悪玉コレステロールの正式名称は「低密度リポ蛋白質」です。また、英語名のlow density lipoproteinの頭文字からLDLとも呼ばれており、以降はLDLで統一します。LDLは肝臓で作られたコレステロールを全身に運ぶ役割があり、コレステロールは水に溶けないため、中性脂肪やリポ蛋白質に包まれて血液中に存在します。LDLは体に重要な働きをしながらも、過剰に存在すると血管の壁にたまって、高血圧や動脈硬化の原因となりますので、悪玉呼ばわりされる理由です。従って、LDLは生活習慣病に関連する監視項目と位置付けられ、健康診断でも必ず測定しています。
血中LDL濃度が120~139 mg/dL(平均値: 130 mg/dL)で、健康な人を被験者として募集しました。LDL濃度の正常値の上限は140 mg/dLと定められおり、それ以上では高コレステロール血症と診断されてしまいます。従って、被験者のLDL値は「正常の範囲ではあるが高め」となり、別の言い方をすれば「健康ながら生活習慣病の一歩手前」と見なせます。被験者56名をランダムに2群に分け、片方の28名を糖転移ルチン摂取群として、1日当たりの量が200 mgとなるように糖転移ルチンを含む錠剤を摂取しました。残る28名は対照群として、糖転移ルチンを含まずに色・大きさ・形では見分けがつかない錠剤を摂取しました。
12週間の摂取期間が終了した後に血液検査を行い、血中LDL濃度を調べました。糖転移ルチン摂取群の平均値は122.6 mg/dLで、対照群の平均値は138.3 mg/dLでした。血中LDL濃度120~139 mg/dL(平均値: 130 mg/dL)という被験者に求められた条件は、摂取期間前の値です。よって、糖転移ルチン摂取群の血中LDL濃度は7.4 mg/dL下がり、対照群は8.3 mg/dL上がったことになり、15.7 mg/dLの差がつきました。得られたデータを統計的に処理すると、95%以上の確率で糖転移ルチン摂取群の方が優れていることが分かりました。
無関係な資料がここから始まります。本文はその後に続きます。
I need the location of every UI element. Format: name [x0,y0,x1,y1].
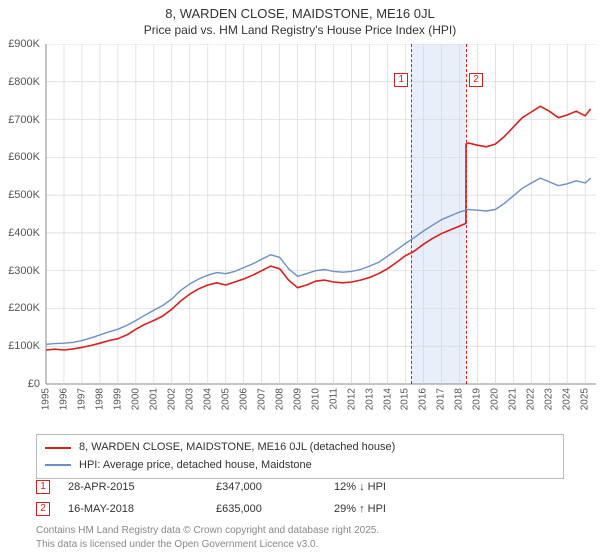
x-tick-label: 2017 [436,388,447,410]
chart-area: £0£100K£200K£300K£400K£500K£600K£700K£80… [6,44,596,420]
x-tick-label: 2022 [526,388,537,410]
sale-delta: 12% ↓ HPI [334,481,454,493]
y-tick-label: £600K [0,151,40,163]
x-tick-label: 2015 [400,388,411,410]
series-line-0 [46,106,591,350]
y-tick-label: £500K [0,189,40,201]
chart-svg [6,44,598,386]
title-block: 8, WARDEN CLOSE, MAIDSTONE, ME16 0JL Pri… [0,0,600,37]
x-tick-label: 1998 [94,388,105,410]
legend: 8, WARDEN CLOSE, MAIDSTONE, ME16 0JL (de… [36,434,564,479]
x-tick-label: 2011 [328,388,339,410]
y-tick-label: £0 [0,378,40,390]
y-tick-label: £100K [0,340,40,352]
chart-subtitle: Price paid vs. HM Land Registry's House … [0,23,600,37]
x-tick-label: 2001 [148,388,159,410]
y-tick-label: £900K [0,38,40,50]
x-tick-label: 2006 [238,388,249,410]
x-tick-label: 2004 [202,388,213,410]
x-tick-label: 2025 [580,388,591,410]
sale-delta: 29% ↑ HPI [334,503,454,515]
x-tick-label: 2016 [418,388,429,410]
x-tick-label: 2014 [382,388,393,410]
legend-label: 8, WARDEN CLOSE, MAIDSTONE, ME16 0JL (de… [79,439,395,457]
sale-price: £347,000 [216,481,316,493]
sale-row: 2 16-MAY-2018 £635,000 29% ↑ HPI [36,498,564,520]
sale-price: £635,000 [216,503,316,515]
y-tick-label: £200K [0,302,40,314]
x-tick-label: 2008 [274,388,285,410]
y-tick-label: £700K [0,114,40,126]
legend-item: HPI: Average price, detached house, Maid… [45,457,555,475]
x-tick-label: 1996 [58,388,69,410]
x-tick-label: 2019 [472,388,483,410]
x-tick-label: 2002 [166,388,177,410]
x-tick-label: 2010 [310,388,321,410]
x-tick-label: 2021 [508,388,519,410]
series-line-1 [46,178,591,344]
sale-row-marker: 2 [36,502,50,516]
footer-line-1: Contains HM Land Registry data © Crown c… [36,524,379,538]
sale-date: 16-MAY-2018 [68,503,198,515]
x-tick-label: 2003 [184,388,195,410]
sale-marker-flag: 2 [469,73,483,87]
x-tick-label: 2000 [130,388,141,410]
chart-container: 8, WARDEN CLOSE, MAIDSTONE, ME16 0JL Pri… [0,0,600,560]
y-tick-label: £400K [0,227,40,239]
legend-swatch [45,447,71,449]
y-tick-label: £300K [0,265,40,277]
x-tick-label: 2018 [454,388,465,410]
x-tick-label: 1997 [76,388,87,410]
footer-line-2: This data is licensed under the Open Gov… [36,538,379,552]
legend-item: 8, WARDEN CLOSE, MAIDSTONE, ME16 0JL (de… [45,439,555,457]
x-tick-label: 1999 [112,388,123,410]
chart-title: 8, WARDEN CLOSE, MAIDSTONE, ME16 0JL [0,6,600,21]
x-tick-label: 2024 [562,388,573,410]
y-tick-label: £800K [0,76,40,88]
sale-row: 1 28-APR-2015 £347,000 12% ↓ HPI [36,476,564,498]
legend-swatch [45,464,71,466]
x-tick-label: 2007 [256,388,267,410]
sale-date: 28-APR-2015 [68,481,198,493]
legend-label: HPI: Average price, detached house, Maid… [79,457,312,475]
sale-row-marker: 1 [36,480,50,494]
x-tick-label: 2012 [346,388,357,410]
x-tick-label: 2013 [364,388,375,410]
sales-table: 1 28-APR-2015 £347,000 12% ↓ HPI 2 16-MAY-201… [36,476,564,520]
footer: Contains HM Land Registry data © Crown c… [36,524,379,551]
sale-marker-line [411,44,412,384]
x-tick-label: 1995 [41,388,52,410]
x-tick-label: 2023 [544,388,555,410]
x-tick-label: 2005 [220,388,231,410]
sale-marker-line [466,44,467,384]
x-tick-label: 2009 [292,388,303,410]
sale-marker-flag: 1 [394,73,408,87]
x-tick-label: 2020 [490,388,501,410]
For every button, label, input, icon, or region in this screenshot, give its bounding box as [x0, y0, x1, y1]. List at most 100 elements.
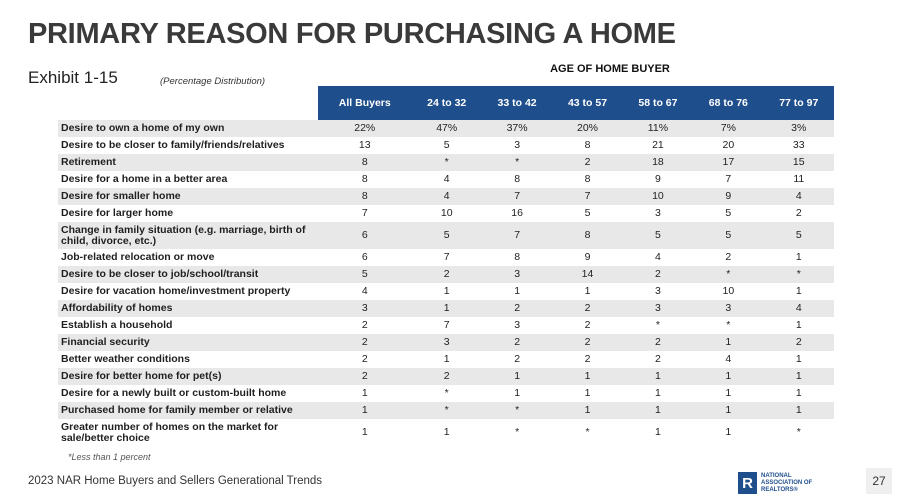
- row-label: Retirement: [58, 154, 318, 171]
- realtor-logo-icon: R: [738, 472, 757, 494]
- table-cell: 2: [795, 207, 802, 219]
- table-cell: 1: [725, 387, 732, 399]
- table-cell: 1: [693, 368, 764, 385]
- table-cell: 3: [693, 300, 764, 317]
- table-row: Desire to own a home of my own 22% 47% 37% 2…: [58, 120, 834, 137]
- table-cell: 2: [725, 251, 732, 263]
- table-row: Desire for vacation home/investment prop…: [58, 283, 834, 300]
- table-cell: 7: [481, 222, 553, 249]
- table-cell: 1: [514, 387, 521, 399]
- page-number: 27: [866, 468, 892, 494]
- header-68-to-76: 68 to 76: [693, 86, 764, 120]
- table-cell: *: [763, 266, 834, 283]
- table-cell: *: [411, 402, 482, 419]
- table-row: Desire for larger home 7 10 16 5 3 5 2: [58, 205, 834, 222]
- table-cell: 10: [722, 285, 735, 297]
- table-cell: 1: [693, 402, 764, 419]
- table-cell: 4: [725, 353, 732, 365]
- table-cell: *: [515, 426, 520, 438]
- table-cell: 1: [443, 285, 450, 297]
- subtitle: (Percentage Distribution): [160, 76, 266, 87]
- table-cell: 5: [318, 266, 412, 283]
- table-cell: 33: [792, 139, 805, 151]
- row-label: Job-related relocation or move: [61, 251, 215, 263]
- table-cell: 1: [725, 426, 732, 438]
- table-cell: 7: [552, 188, 623, 205]
- row-label: Financial security: [58, 334, 318, 351]
- exhibit-label: Exhibit 1-15: [28, 68, 118, 87]
- table-cell: 5: [622, 222, 694, 249]
- table-cell: *: [444, 387, 449, 399]
- table-cell: 4: [443, 173, 450, 185]
- table-cell: 37%: [481, 120, 553, 137]
- table-cell: 4: [361, 285, 368, 297]
- table-cell: 8: [514, 173, 521, 185]
- table-cell: 5: [763, 222, 834, 249]
- reason-table: All Buyers 24 to 32 33 to 42 43 to 57 58…: [58, 86, 834, 446]
- row-label: Affordability of homes: [58, 300, 318, 317]
- table-cell: 3: [411, 334, 482, 351]
- logo-text: NATIONAL ASSOCIATION OF REALTORS®: [761, 472, 813, 493]
- table-cell: 3%: [763, 120, 834, 137]
- table-cell: 22%: [318, 120, 412, 137]
- table-cell: 1: [763, 368, 834, 385]
- table-cell: 1: [552, 368, 623, 385]
- table-cell: 5: [725, 207, 732, 219]
- table-cell: 5: [693, 222, 764, 249]
- header-24-to-32: 24 to 32: [411, 86, 482, 120]
- table-cell: 1: [655, 387, 661, 399]
- table-cell: 1: [584, 387, 591, 399]
- table-cell: 7: [725, 173, 732, 185]
- table-cell: 1: [622, 402, 694, 419]
- table-row: Desire for better home for pet(s) 2 2 1 1 1 1 1: [58, 368, 834, 385]
- table-cell: 4: [763, 300, 834, 317]
- table-cell: 6: [318, 222, 412, 249]
- table-cell: 21: [652, 139, 664, 151]
- table-cell: 1: [584, 285, 591, 297]
- table-cell: *: [726, 319, 731, 331]
- table-row: Desire to be closer to family/friends/re…: [58, 137, 834, 154]
- table-cell: 1: [481, 368, 553, 385]
- table-cell: 7%: [693, 120, 764, 137]
- table-cell: 17: [693, 154, 764, 171]
- header-row: All Buyers 24 to 32 33 to 42 43 to 57 58…: [58, 86, 834, 120]
- table-row: Retirement 8 * * 2 18 17 15: [58, 154, 834, 171]
- header-58-to-67: 58 to 67: [622, 86, 694, 120]
- table-cell: 10: [440, 207, 453, 219]
- nar-logo: R NATIONAL ASSOCIATION OF REALTORS®: [738, 472, 825, 494]
- table-cell: 4: [763, 188, 834, 205]
- table-cell: 2: [763, 334, 834, 351]
- table-cell: 1: [514, 285, 521, 297]
- table-cell: 7: [481, 188, 553, 205]
- footer-source: 2023 NAR Home Buyers and Sellers Generat…: [28, 475, 323, 487]
- table-cell: *: [693, 266, 764, 283]
- table-cell: 1: [655, 426, 661, 438]
- table-cell: 3: [481, 266, 553, 283]
- table-cell: 13: [358, 139, 371, 151]
- table-cell: 8: [584, 173, 591, 185]
- table-cell: 2: [584, 353, 591, 365]
- table-cell: *: [585, 426, 590, 438]
- table-cell: 11%: [622, 120, 694, 137]
- table-cell: 9: [584, 251, 591, 263]
- table-cell: 1: [795, 387, 802, 399]
- table-cell: 4: [655, 251, 661, 263]
- table-cell: 7: [443, 319, 450, 331]
- row-label: Desire to own a home of my own: [58, 120, 318, 137]
- table-cell: 5: [443, 139, 450, 151]
- table-cell: 2: [584, 319, 591, 331]
- row-label: Desire for a home in a better area: [61, 173, 228, 185]
- table-row: Purchased home for family member or rela…: [58, 402, 834, 419]
- table-cell: 2: [622, 266, 694, 283]
- table-row: Job-related relocation or move 6 7 8 9 4 2 1: [58, 249, 834, 266]
- table-cell: 2: [361, 319, 368, 331]
- table-cell: 3: [514, 139, 521, 151]
- table-cell: 8: [318, 154, 412, 171]
- table-cell: 2: [361, 353, 368, 365]
- table-cell: 1: [443, 426, 450, 438]
- table-cell: 1: [361, 426, 368, 438]
- table-row: Establish a household 2 7 3 2 * * 1: [58, 317, 834, 334]
- table-cell: 20: [722, 139, 735, 151]
- table-cell: 4: [411, 188, 482, 205]
- table-cell: 2: [622, 334, 694, 351]
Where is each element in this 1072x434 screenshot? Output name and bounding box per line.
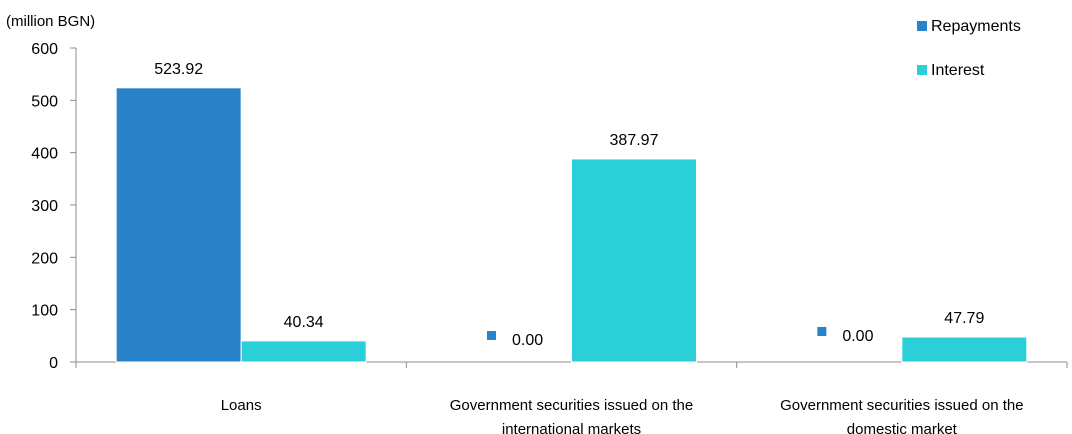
zero-value-marker bbox=[817, 327, 827, 336]
y-axis-unit-label: (million BGN) bbox=[6, 13, 95, 30]
y-tick-label: 500 bbox=[31, 93, 58, 110]
data-labels: 523.92 40.34 0.00 387.97 0.00 47.79 bbox=[154, 61, 984, 349]
legend-swatch-interest bbox=[917, 65, 927, 75]
legend-label: Interest bbox=[931, 62, 985, 79]
y-tick-label: 200 bbox=[31, 250, 58, 267]
data-label: 40.34 bbox=[284, 314, 324, 331]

特に注意したいのは、対照群の平均値が、正常と異常を分ける140 mg/dLに近い138.3 mg/dLとなった点です。摂取期間前は正常の範囲ではあるが高めだった血中LDL濃度が、12週間後には異常値になってしまった被験者も存在する筈です。これが生活習慣病の所以であり、一歩手前に人が同じ習慣を続ける限り発症リスクが高まります。今回の結果は、LDLが正常の範囲ではあるが高めの人が糖転移ルチンを摂取すると、高コレステロール血症の発症リスクを低くしたと結論できます。